Women build meaning around clots of silence: when I read De Lauretis’s considerations on women’s creative genealogies and their proximity with silence I realized that she had translated into words what had always been so indefinable and yet substantial to me. Grumi di silenzio. I felt shrinking back to the little horrors of my adolescence. The unsaid / silence. My father saying seduzione for rape, my mother remarking upon my shoes to say “I care” (was it that?), my sister, so impenetrable behind her books, my lies made of fear (of showing myself) and of desire (of inventing myself). Silence was a well-known place then: there I would find rest (there I would count my monsters). An escape from absence, the silence of silence; yet, a very narrow place indeed. The contradiction was poignant: a feeling of confinement roused by the vastness of the unspoken. To force the trap open I started to practice in the detonation of words.

Reading is always a personal experience, but, given the premise, for me reading We Who Love To Be Astonished has also been a private one: an encounter with other workers of words who share an interest in expanding the self beyond the borders and frames imposed by dominant culture.

The areas of interest and practice of the women writers presented in this book are as diverse as the methodologies of the critics who discuss them but the varieties of feminist thought and poetics emerging from the collection have at least one shared concern: subversion. This means that existing ways of knowing are questioned and new poetic practices and new theoretic approaches are investigated. The explorations, indifferent to conventional boundaries between disciplines and genres, turn the page into a stage, where desire and bewilderment are cherished as the vital sources of the possible.

The poets presented in We Who Love To Be Astonished are usually easily marginalized by the dominant culture that erase their contexts and connections and fix them in isolated compartments imposing a fundamentalist view of identity politics, one that represents subjects and communities as monoliths and their members as deaf and blind to any outer contact. The primary goal of the book is to trace the common ground and the contiguities of a number of writers and to promote cross-pollination between them. In addition to this, We Who Love explores the ways in which avant-garde women writers, while resisting to modernist formalism and escapism and avoiding conventional models that may reinforce conventional thinking, try to combine aesthetic experiment with an awareness of their social and political existence. Poets rarely discussed together are here put in conversation with one another: the combination is exciting and encourages new and fruitful exchanges.

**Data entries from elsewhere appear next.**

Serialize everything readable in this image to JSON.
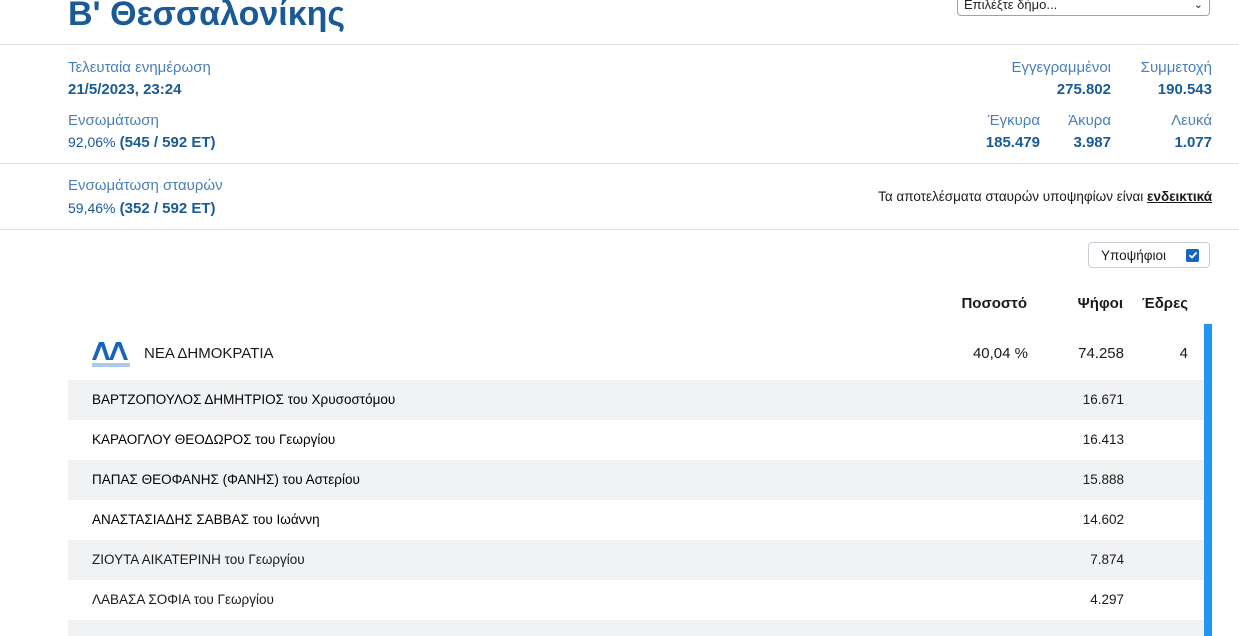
{
  "header": {
    "title": "Β' Θεσσαλονίκης",
    "select_placeholder": "Επιλέξτε δήμο..."
  },
  "stats": {
    "last_update_label": "Τελευταία ενημέρωση",
    "last_update_value": "21/5/2023, 23:24",
    "integration_label": "Ενσωμάτωση",
    "integration_pct": "92,06%",
    "integration_detail": "(545 / 592 ΕΤ)",
    "registered_label": "Εγγεγραμμένοι",
    "registered_value": "275.802",
    "turnout_label": "Συμμετοχή",
    "turnout_value": "190.543",
    "valid_label": "Έγκυρα",
    "valid_value": "185.479",
    "invalid_label": "Άκυρα",
    "invalid_value": "3.987",
    "blank_label": "Λευκά",
    "blank_value": "1.077",
    "cross_label": "Ενσωμάτωση σταυρών",
    "cross_pct": "59,46%",
    "cross_detail": "(352 / 592 ΕΤ)",
    "notice_text": "Τα αποτελέσματα σταυρών υποψηφίων είναι ",
    "notice_link": "ενδεικτικά"
  },
  "controls": {
    "candidates_toggle_label": "Υποψήφιοι",
    "candidates_checked": true,
    "checkbox_color": "#1565c0"
  },
  "table": {
    "headers": {
      "percentage": "Ποσοστό",
      "votes": "Ψήφοι",
      "seats": "Έδρες"
    },
    "party": {
      "name": "ΝΕΑ ΔΗΜΟΚΡΑΤΙΑ",
      "logo_text": "ΝΔ",
      "logo_caption": "ΝΕΑ ΔΗΜΟΚΡΑΤΙΑ",
      "percentage": "40,04 %",
      "votes": "74.258",
      "seats": "4",
      "color": "#2196f3"
    },
    "candidates": [
      {
        "name": "ΒΑΡΤΖΟΠΟΥΛΟΣ ΔΗΜΗΤΡΙΟΣ του Χρυσοστόμου",
        "votes": "16.671"
      },
      {
        "name": "ΚΑΡΑΟΓΛΟΥ ΘΕΟΔΩΡΟΣ του Γεωργίου",
        "votes": "16.413"
      },
      {
        "name": "ΠΑΠΑΣ ΘΕΟΦΑΝΗΣ (ΦΑΝΗΣ) του Αστερίου",
        "votes": "15.888"
      },
      {
        "name": "ΑΝΑΣΤΑΣΙΑΔΗΣ ΣΑΒΒΑΣ του Ιωάννη",
        "votes": "14.602"
      },
      {
        "name": "ΖΙΟΥΤΑ ΑΙΚΑΤΕΡΙΝΗ του Γεωργίου",
        "votes": "7.874"
      },
      {
        "name": "ΛΑΒΑΣΑ ΣΟΦΙΑ του Γεωργίου",
        "votes": "4.297"
      }
    ]
  }
}
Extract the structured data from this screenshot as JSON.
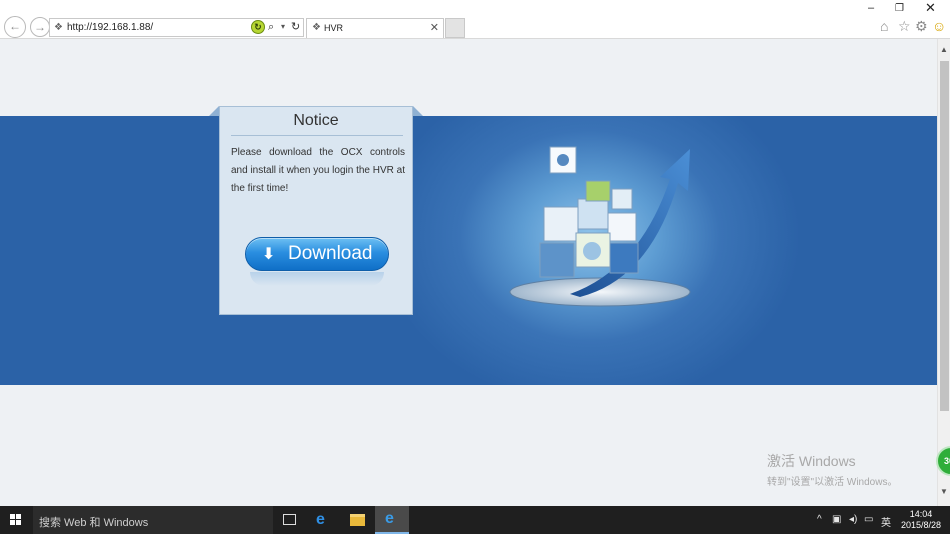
{
  "browser": {
    "url": "http://192.168.1.88/",
    "tab_title": "HVR",
    "close_glyph": "✕",
    "icons": [
      "back-icon",
      "forward-icon",
      "compat-view-icon",
      "search-icon",
      "refresh-icon",
      "home-icon",
      "favorites-star-icon",
      "gear-icon",
      "smiley-icon"
    ]
  },
  "notice": {
    "title": "Notice",
    "message": "Please download the OCX controls and install it when you login the HVR at the first time!",
    "download_label": "Download"
  },
  "watermark": {
    "line1": "激活 Windows",
    "line2": "转到\"设置\"以激活 Windows。"
  },
  "taskbar": {
    "search_placeholder": "搜索 Web 和 Windows",
    "language": "英",
    "time": "14:04",
    "date": "2015/8/28"
  },
  "colors": {
    "band": "#2b62a7",
    "page_bg": "#eef1f4",
    "notice_bg": "#dae6f1",
    "download_btn": "#2a8ee0"
  }
}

The book is organized in five parts: “Formal Thresholds” (on Kathleen Fraser, Rae Armantrout, Alice Notley, Mei-Mei Berssenbrugge), “The Margins of Form” (on Denise Chávez, Harryette Mullen, Rosmarie Waldrop, Joy Harjo, Lyn Hejinian, Kathy Acker), “The Visual Referent / Visual Page” (on Norma Cole, Anne Lauterbach, Fanny Howe, Lyn Hejinian, Susan Howe, Erica Hunt, Alison Saar), “Performative Bodies” (on Theresa Hak Kyung Cha, Kathy Acker, Anne Waldman, Tracie Morris, Jayne Cortez) and the afterword, “Draft 48: Being Astonished” by Rachel Blau DuPlessis. At first the titles and order of the chapters might be misleading: they seem to illustrate a development from the abstract to the physical. No such dichotomy takes place. The division is based upon types of experiment, not on mind / body hierarchies: from experiment in the experience of language, the investigation of received traditions and received notions of what is center and what is margin, the re-inscription of patriarchal tradition, to the multiplication of referents, the complexity of interconnections, the explosion of boundaries and the exploration of hybridity.

This is a much-needed work. As the editors themselves observe in the introduction, the threads created in this book will help to re-imagine the role of avant-garde writing, “threads bearing not only formal instruction and cultural history, but also aesthetics practices and political tools.”


Bio: Renata Morresi is PhD candidate in Poetry and Poetics and “cultrice” in Anglo-American Literature at the University of Macerata, Italy. She is working on a doctoral thesis on Nancy Cunard. She has been a visiting scholar at the University of Texas in Austin to consult the Nancy Cunard Papers at the Ransom Center, and visiting student at Durham University, UK, under Diana Collecott’s guidance. Morresi has translated and written on Nancy Cunard, little literary magazines of the ’30s, black American writing of the ’30s and black American poetry in relation to myth.